You will be prompted to enter the following inputs interactively:

a. Source File Path

  • Prompt: Enter path to source file (e.g. s3://...):
  • Description: Full path to the source file for input.
  • Example: s3://your-bucket/source_files_ids.txt

b. Complete Path

  • Prompt: Enter complete path (e.g. s3://...):
  • Description: S3 path where final output files will be stored.
  • Example: s3://your-bucket/

c. Mosaic Project ID

  • Prompt: Enter Mosaic Project ID:
  • Description: Unique identifier for the Mosaic project.
  • Example: 1685

d. Project Name

  • Prompt: Enter Project Name:
  • Description: Human-readable project name.
  • Example: M1685-Project

e. Mosaic Config Server

  • Prompt: Enter Mosaic config server:
  • Description: Mosaic server configuration URL or IP.
  • Example: ucgd-mosaic

f. Reference Masked FASTA

  • Prompt: Enter reference masked FASTA path (alignment step):
  • Description: Path to the masked reference FASTA for alignment.
  • Example: /common/Reference/[build]/*_MASKED.fasta

g. Reference FASTA

  • Prompt: Enter reference FASTA path (CRAM generation step):
  • Description: Path to the full reference FASTA used for CRAM generation.
  • Example: /common/Reference/[build]/*_.fasta

h. Align Seed Value

  • Prompt: Enter align seed value (e.g. 19):
  • Description: Align seed value for alignment step.
  • Example: 19

i. PCR Library Type

  • Prompt: Enter PCR library type (e.g. pcr/nopcr):
  • Description: Specify the type of PCR library.
  • Example: nopcr

j. Glnexus YAML Path

  • Prompt: Enter Glnexus YAML path (Deepvariant yaml):
  • Description: Path to Glnexus configuration YAML file.
  • Example: /common/Deepvariant/

k. Region BED File

  • Prompt: Enter region BED file path:
  • Description: Path to the BED file defining regions of interest.
  • Example: /common/Regions/[build]

Directory Setup

  1. Work Directory

    • Path: /common/nextflow/$MOSAIC_PROJECT_ID
    • Created and permissioned the needed EFS directory for Nextflow execution.
  2. Processing Directory

    • Named: [M]$MOSAIC_PROJECT_ID
    • Contains the linked UCGD-Cloud codebase.

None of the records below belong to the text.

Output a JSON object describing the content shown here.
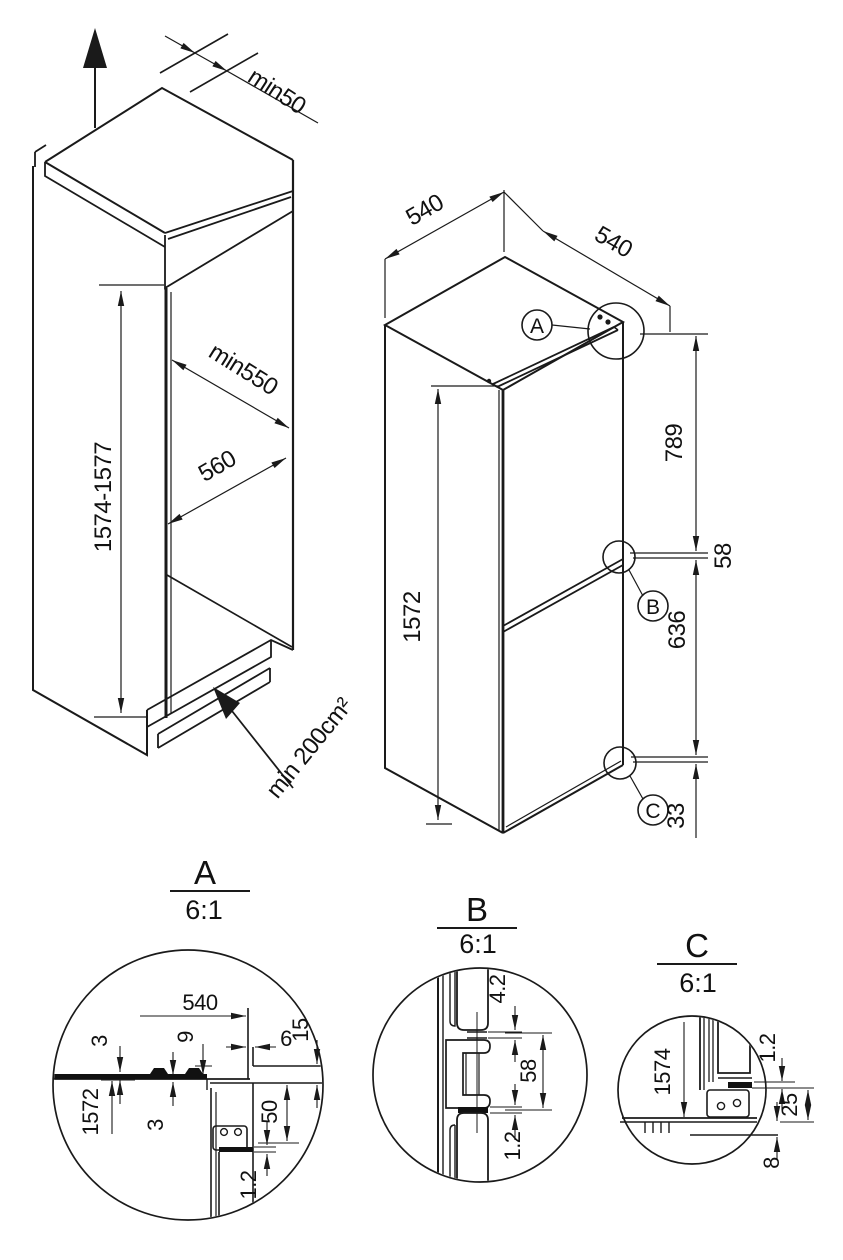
{
  "drawing": {
    "type": "built-in refrigerator installation drawing",
    "colors": {
      "line": "#1a1a1a",
      "background": "#ffffff"
    }
  },
  "niche": {
    "labels": {
      "gap_top": "min50",
      "depth": "min550",
      "width": "560",
      "height_range": "1574-1577",
      "vent_area": "min 200cm²"
    }
  },
  "appliance": {
    "labels": {
      "top_depth": "540",
      "top_width": "540",
      "upper_section": "789",
      "mid_gap": "58",
      "lower_section": "636",
      "bottom_gap": "33",
      "height": "1572"
    },
    "balloons": {
      "a": "A",
      "b": "B",
      "c": "C"
    }
  },
  "details": {
    "a": {
      "title": "A",
      "scale": "6:1",
      "dims": {
        "width": "540",
        "panel_thickness": "3",
        "top_inset": "9",
        "side_gap": "6",
        "overlap": "15",
        "height": "1572",
        "clearance": "3",
        "fixing_height": "50",
        "panel_edge": "1.2"
      }
    },
    "b": {
      "title": "B",
      "scale": "6:1",
      "dims": {
        "door_gap": "4.2",
        "hinge_height": "58",
        "panel_edge": "1.2"
      }
    },
    "c": {
      "title": "C",
      "scale": "6:1",
      "dims": {
        "height": "1574",
        "panel_edge": "1.2",
        "bottom_overlap": "25",
        "floor_gap": "8"
      }
    }
  }
}
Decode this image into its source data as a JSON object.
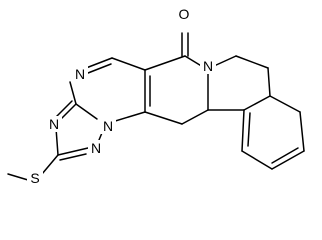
{
  "molecule": {
    "atoms": {
      "oxygen": "O",
      "n_pyrimidine_top": "N",
      "n_triazole_left": "N",
      "n_triazole_bottom": "N",
      "n_bridgehead": "N",
      "n_quinolizine": "N",
      "sulfur": "S"
    }
  }
}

Nextflow Command Construction

The following required parameters are assembled into a Nextflow command, but can be used to run an ad hoc process as needed:

  • --source_file: Source input file path.
  • --complete: Path for final outputs.
  • --mosaic_project_id: Mosaic project identifier.
  • --mosaic_server: Mosaic server config file name.
  • --project: Project name.
  • --reference_masked: Masked reference FASTA.
  • --align_seed: Alignment seed value.
  • --pcrLibrary: PCR library type.
  • --reference: Full reference FASTA.
  • --glnexus_yaml: Glnexus configuration file.
  • --regionBeds: BED file for regions.
  • -w: Work directory.
  • -profile cloud: Execute using cloud profile.
  • -resume: Resume from previous runs.

Execution Confirmation

  • Review the generated Nextflow command.
  • Confirm execution by typing yes.

If confirmed:

  • Logs into Docker.
  • Executes the Nextflow pipeline.
  • Monitors execution and reports success or failure.

If not confirmed:

  • Cancels the command execution.

Important Notes

  • File Validation: Ensure all paths exist and are accessible.
  • Permissions: Ensure necessary AWS and EC2 permissions.
  • Consistency: Validate consistency of reference files and project setup.
  • EFS: After process completion, you must remember to delete your /common/nextflow/M[project] directory, or you will incure AWS EFS charges.